Now Kenya wants to put itself back on the film-makers’ map, competing for business that often ends up in South Africa, by offering tax incentives and touting scenery that ranges from dusty savanna to tropical forest and white sandy beaches.
“We’ve been losing out hugely to South Africa, certainly in terms of feature films, and the main reason has been their tax rebate system,” Chris Foot, chairman of the Kenya Film Commission, a state corporation, told Reuters.
So Kenya is fighting back. The government has given initial approval for a 30% tax rebate on film productions, has agreed to drop duties on film equipment imports and is setting up a liaison office to assist crews through Kenyan bureaucracy. A special visa for film crews is in the works too.
The new incentives will face an early test. The east African nation is competing with South Africa as the location for a new film about Kenyan conservationist Richard Leakey, which will be directed by Angelina Jolie and could star Brad Pitt.
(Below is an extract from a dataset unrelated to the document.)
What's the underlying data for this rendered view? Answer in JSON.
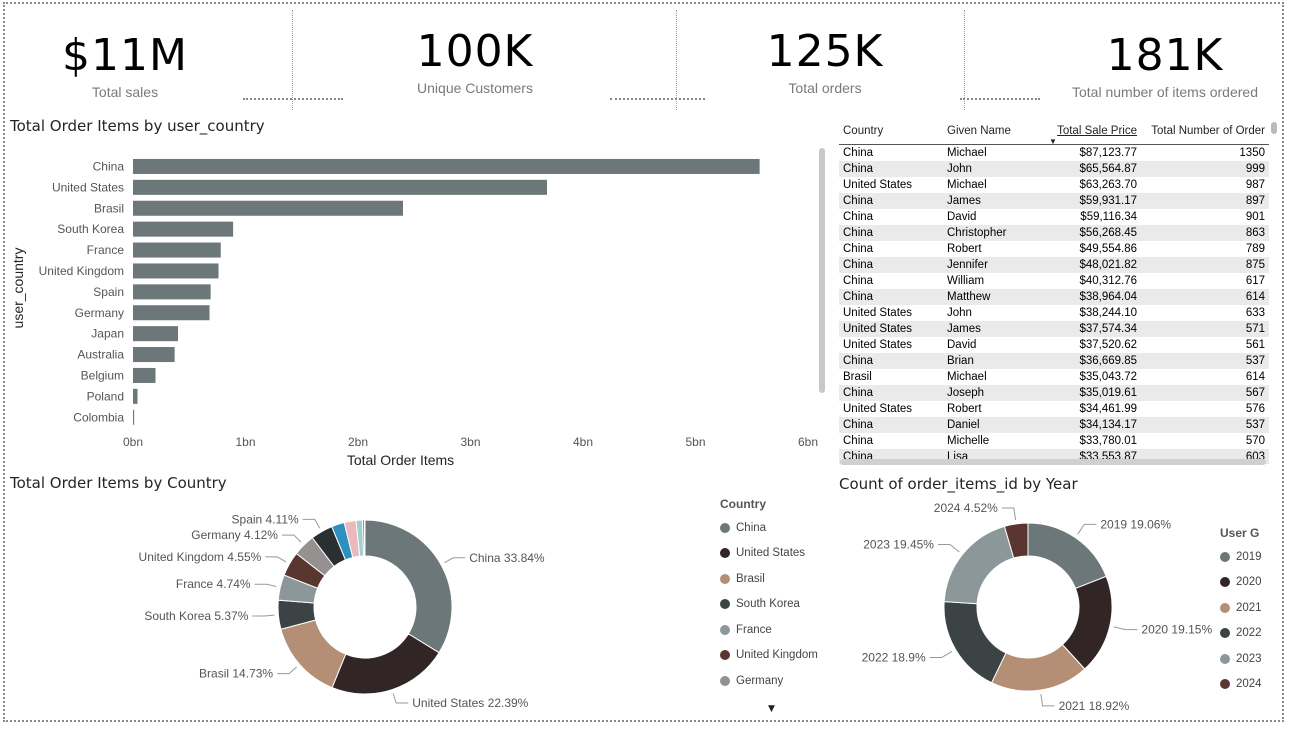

Foot says drawing in foreign films and encouraging local production could within three years create an industry that employs 250,000 people and account for 2% of gross domestic product. Figures now are just a fraction of those.
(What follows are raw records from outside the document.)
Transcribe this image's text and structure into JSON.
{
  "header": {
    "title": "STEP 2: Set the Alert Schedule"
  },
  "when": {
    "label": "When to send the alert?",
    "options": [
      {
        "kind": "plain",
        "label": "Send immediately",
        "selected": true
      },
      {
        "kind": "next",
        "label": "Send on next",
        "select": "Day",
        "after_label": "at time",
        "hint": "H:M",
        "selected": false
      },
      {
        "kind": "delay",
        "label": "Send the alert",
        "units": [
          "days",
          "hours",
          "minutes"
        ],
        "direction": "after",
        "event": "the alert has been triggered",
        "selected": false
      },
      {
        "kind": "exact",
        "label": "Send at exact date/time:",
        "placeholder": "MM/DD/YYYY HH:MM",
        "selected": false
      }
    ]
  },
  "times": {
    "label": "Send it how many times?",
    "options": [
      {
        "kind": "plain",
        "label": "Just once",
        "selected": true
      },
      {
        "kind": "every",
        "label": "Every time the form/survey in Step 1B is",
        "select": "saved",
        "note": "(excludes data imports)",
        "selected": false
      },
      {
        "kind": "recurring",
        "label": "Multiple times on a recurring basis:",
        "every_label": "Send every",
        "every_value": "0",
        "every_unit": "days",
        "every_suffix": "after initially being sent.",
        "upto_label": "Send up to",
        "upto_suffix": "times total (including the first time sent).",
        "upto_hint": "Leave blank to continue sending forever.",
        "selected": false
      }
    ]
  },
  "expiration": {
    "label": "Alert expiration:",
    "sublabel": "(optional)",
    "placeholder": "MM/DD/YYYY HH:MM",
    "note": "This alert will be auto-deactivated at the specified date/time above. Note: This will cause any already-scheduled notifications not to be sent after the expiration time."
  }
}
But the gains from putting Kenya back on the big screen could be broader for a country whose tourist industry has been battered by a spate of Islamist attacks and an Ebola epidemic in West Africa that led to hotel cancellations, despite the fact that Kenya lies on the other side of the continent.
“The vast majority of people who come to Kenya for a safari come because they first saw it on Out of Africa,” said Foot, referring to the 1985 film based on the life of author Karen Blixen in Kenya in the early 1900s starring Meryl Streep and Robert Redford.
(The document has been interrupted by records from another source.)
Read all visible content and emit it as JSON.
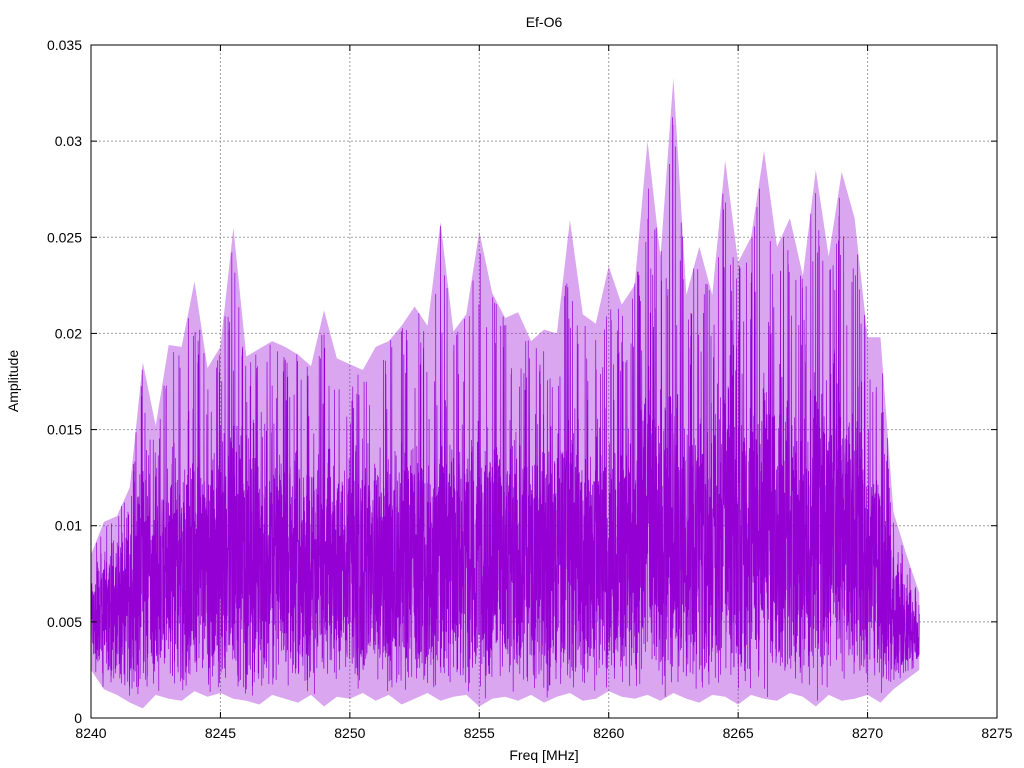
{
  "chart_data": {
    "type": "line",
    "title": "Ef-O6",
    "xlabel": "Freq [MHz]",
    "ylabel": "Amplitude",
    "xlim": [
      8240,
      8275
    ],
    "ylim": [
      0,
      0.035
    ],
    "xticks": [
      "8240",
      "8245",
      "8250",
      "8255",
      "8260",
      "8265",
      "8270",
      "8275"
    ],
    "yticks": [
      "0",
      "0.005",
      "0.01",
      "0.015",
      "0.02",
      "0.025",
      "0.03",
      "0.035"
    ],
    "grid": true,
    "legend": "none",
    "series": [
      {
        "color": "#9400d3",
        "x": [
          8240.0,
          8240.5,
          8241.0,
          8241.5,
          8242.0,
          8242.5,
          8243.0,
          8243.5,
          8244.0,
          8244.5,
          8245.0,
          8245.5,
          8246.0,
          8246.5,
          8247.0,
          8247.5,
          8248.0,
          8248.5,
          8249.0,
          8249.5,
          8250.0,
          8250.5,
          8251.0,
          8251.5,
          8252.0,
          8252.5,
          8253.0,
          8253.5,
          8254.0,
          8254.5,
          8255.0,
          8255.5,
          8256.0,
          8256.5,
          8257.0,
          8257.5,
          8258.0,
          8258.5,
          8259.0,
          8259.5,
          8260.0,
          8260.5,
          8261.0,
          8261.5,
          8262.0,
          8262.5,
          8263.0,
          8263.5,
          8264.0,
          8264.5,
          8265.0,
          8265.5,
          8266.0,
          8266.5,
          8267.0,
          8267.5,
          8268.0,
          8268.5,
          8269.0,
          8269.5,
          8270.0,
          8270.5,
          8271.0,
          8271.5,
          8272.0
        ],
        "ymax": [
          0.0085,
          0.0102,
          0.0105,
          0.012,
          0.0185,
          0.0152,
          0.0194,
          0.0193,
          0.0227,
          0.0182,
          0.0193,
          0.0255,
          0.0188,
          0.0192,
          0.0196,
          0.0193,
          0.0189,
          0.0183,
          0.0212,
          0.0187,
          0.0184,
          0.0181,
          0.0193,
          0.0196,
          0.0204,
          0.0214,
          0.0204,
          0.0258,
          0.0201,
          0.021,
          0.0253,
          0.0221,
          0.0208,
          0.0211,
          0.0196,
          0.0202,
          0.02,
          0.0259,
          0.021,
          0.0205,
          0.0235,
          0.0215,
          0.0225,
          0.03,
          0.024,
          0.0333,
          0.022,
          0.0245,
          0.022,
          0.029,
          0.0237,
          0.025,
          0.0295,
          0.0245,
          0.026,
          0.023,
          0.0285,
          0.024,
          0.0284,
          0.026,
          0.0198,
          0.0198,
          0.0107,
          0.0085,
          0.0065
        ],
        "ymin": [
          0.0025,
          0.0015,
          0.0012,
          0.0008,
          0.0005,
          0.0012,
          0.001,
          0.0009,
          0.0014,
          0.0011,
          0.0013,
          0.001,
          0.0009,
          0.0007,
          0.0012,
          0.001,
          0.0008,
          0.0012,
          0.0006,
          0.0011,
          0.001,
          0.0013,
          0.0009,
          0.0012,
          0.0007,
          0.001,
          0.0013,
          0.0009,
          0.0011,
          0.0012,
          0.0006,
          0.001,
          0.0011,
          0.0009,
          0.0012,
          0.0008,
          0.0011,
          0.0013,
          0.0009,
          0.001,
          0.0014,
          0.0011,
          0.001,
          0.0012,
          0.0009,
          0.0013,
          0.001,
          0.0008,
          0.0012,
          0.0011,
          0.0007,
          0.0012,
          0.001,
          0.0009,
          0.0013,
          0.0011,
          0.0006,
          0.0012,
          0.0009,
          0.001,
          0.0012,
          0.0008,
          0.0015,
          0.002,
          0.0025
        ]
      }
    ]
  }
}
The next major Hollywood production crew did not turn up until The Constant Gardener, a film released in 2005, based on John Le Carre’s novel and starring Ralph Fiennes.
Kenya has continued to struggle, losing out to South Africa as the location for The Journey Is The Destination, a film being shot about photographer Dan Eldon, killed aged 22 on a Reuters assignment in Mogadishu. Part of the film’s story is set in Kenya, where Eldon grew up.
“No one loves Kenya more than I do, and it was always the idea to shoot in Kenya,” Kathy Eldon, Dan’s mother, said in a phone interview from the film set in Johannesburg, but added that Kenya could not compete when the location was chosen.
“Every year we heard there would be tax incentives and every year it never happened,” said Eldon, adding some Kenyan and Somali actors were flying south to act as extras in the film.
But Kenya has made some progress. The Netflix drama series Sense8 was partly filmed in Kenya’s capital Nairobi, and the city disrupted a major road junction for three days for filming.
As well as drawing in foreign film-makers, Kenya wants to boost domestic production. One step has been to require Kenyan TV stations, long dominated by Nigerian soaps and Latin American “telenovelas”, to show at least 40% Kenyan content.
Kenya is revamping its annual Kalasha film festival. The October gathering will now do more to promote local productions.
Jim Shamoon, managing director of the Nairobi-based Blue Sky Films, which was involved in “The Constant Gardener” and other films, said Kenya offered unrivalled scope to producers: “In Kenya, you can have all of Africa in one country.”